The question now is, which over-representation is the smallest? That is, which is fairer, and therefore, to be preferred?

Using (\ref{Aover}), we calculate the relative difference before the transfer as

\begin{align} \newcommand{\slfrac}[2]{\left.#1\middle/#2\right.} \slfrac{ \left( \frac {B} {y} - \frac {A} {x+1} \right) } {\frac {A} {x+1}} = \frac {B(x+1)} {Ay} - 1 \label{Adiff} \end{align}

And, using (\ref{Bover}), the relative difference after the transfer is

\begin{align} \newcommand{\slfrac}[2]{\left.#1\middle/#2\right.} \slfrac{ \left( \frac {A} {x} - \frac {B} {y+1} \right) } {\frac {B} {y+1}} = \frac {A(y+1)} {Bx} - 1 \label{Bdiff} \end{align}

To compare these relative differences, note that we can rewrite (\ref{priority}) as

\begin{align} \frac {A(y+1)} {Bx} &\gt \frac {B(x+1)} {Ay} \end{align}

Thus

\begin{align} \frac {A(y+1)} {Bx} - 1 &\gt \frac {B(x+1)} {Ay} - 1 \end{align}

and the relative difference is smaller before the seat transfer (using (\ref{Adiff}) and (\ref{Bdiff})). So the original apportionment is optimal. There was nothing special about the choice of \(A\) and \(B\), so we can conclude that the apportionment is optimal overall.

Again, this checks out for our example. The relative difference for 53 seats for California and 27 for New York is \(0.021\), versus \(0.035\) for 52 for California and 28 for New York.

References

[1] United States congressional apportionment, Wikipedia.

[2] Apportionment: Introduction, American Mathematical Society.

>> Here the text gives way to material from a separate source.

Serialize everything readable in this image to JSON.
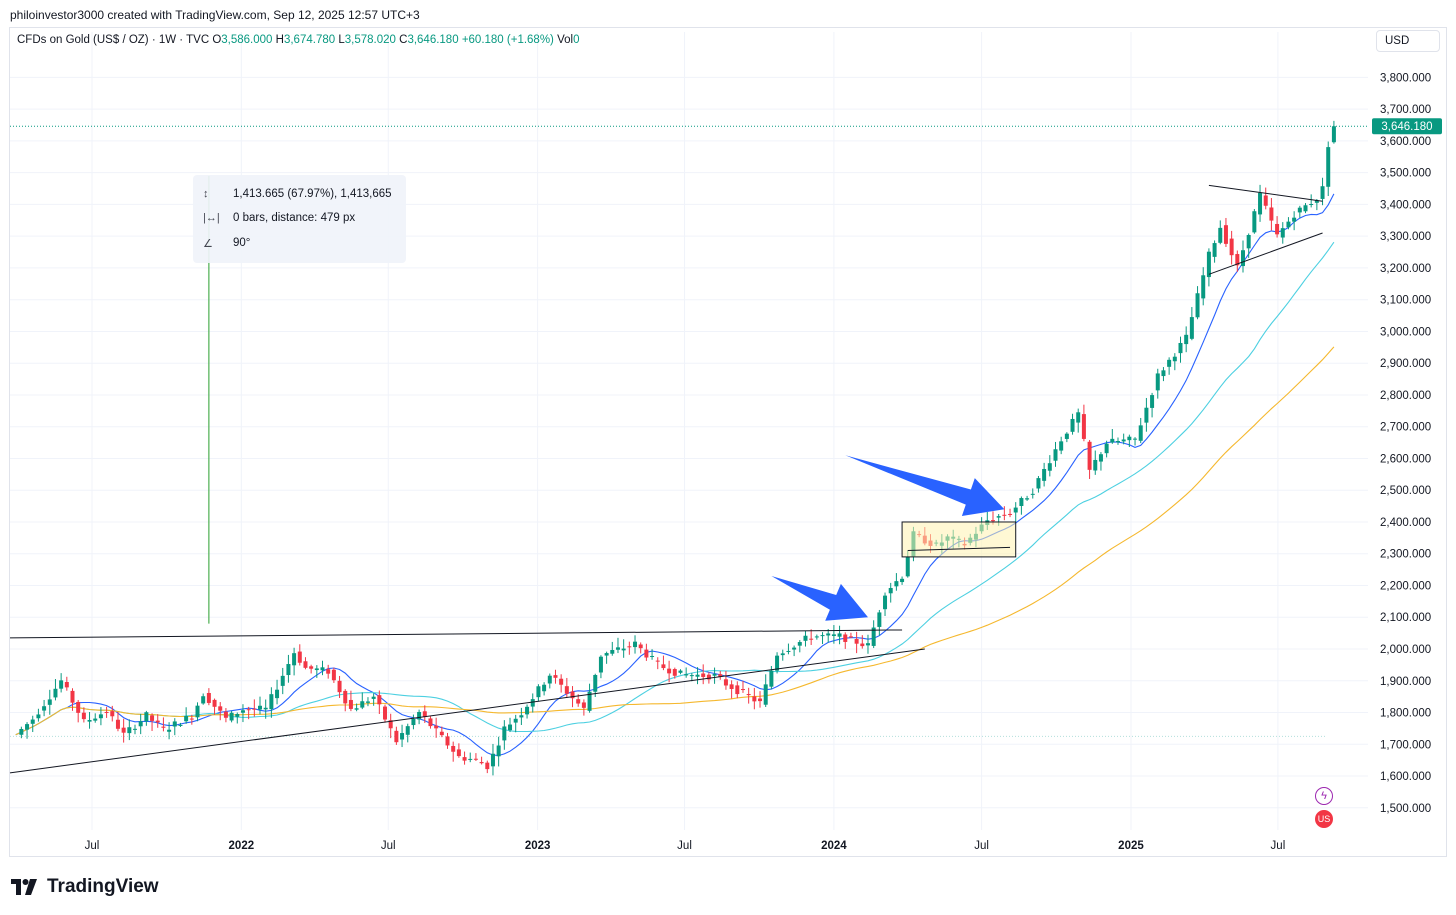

[3] "APPORTIONMENT POPULATION AND NUMBER OF REPRESENTATIVES, BY STATE: 2010 CENSUS", U.S. Census Bureau.

[4] The Apportionment of Representatives in Congress, E. V. Huntington, Transactions of the American Mathematical Society, Vol. 30, No. 1. (Jan., 1928), pp. 85-110.

[5] A program to calculate apportionments, Tom White, July 2012.

[6] PRIORITY VALUES FOR 2010 CENSUS, U.S. Census Bureau.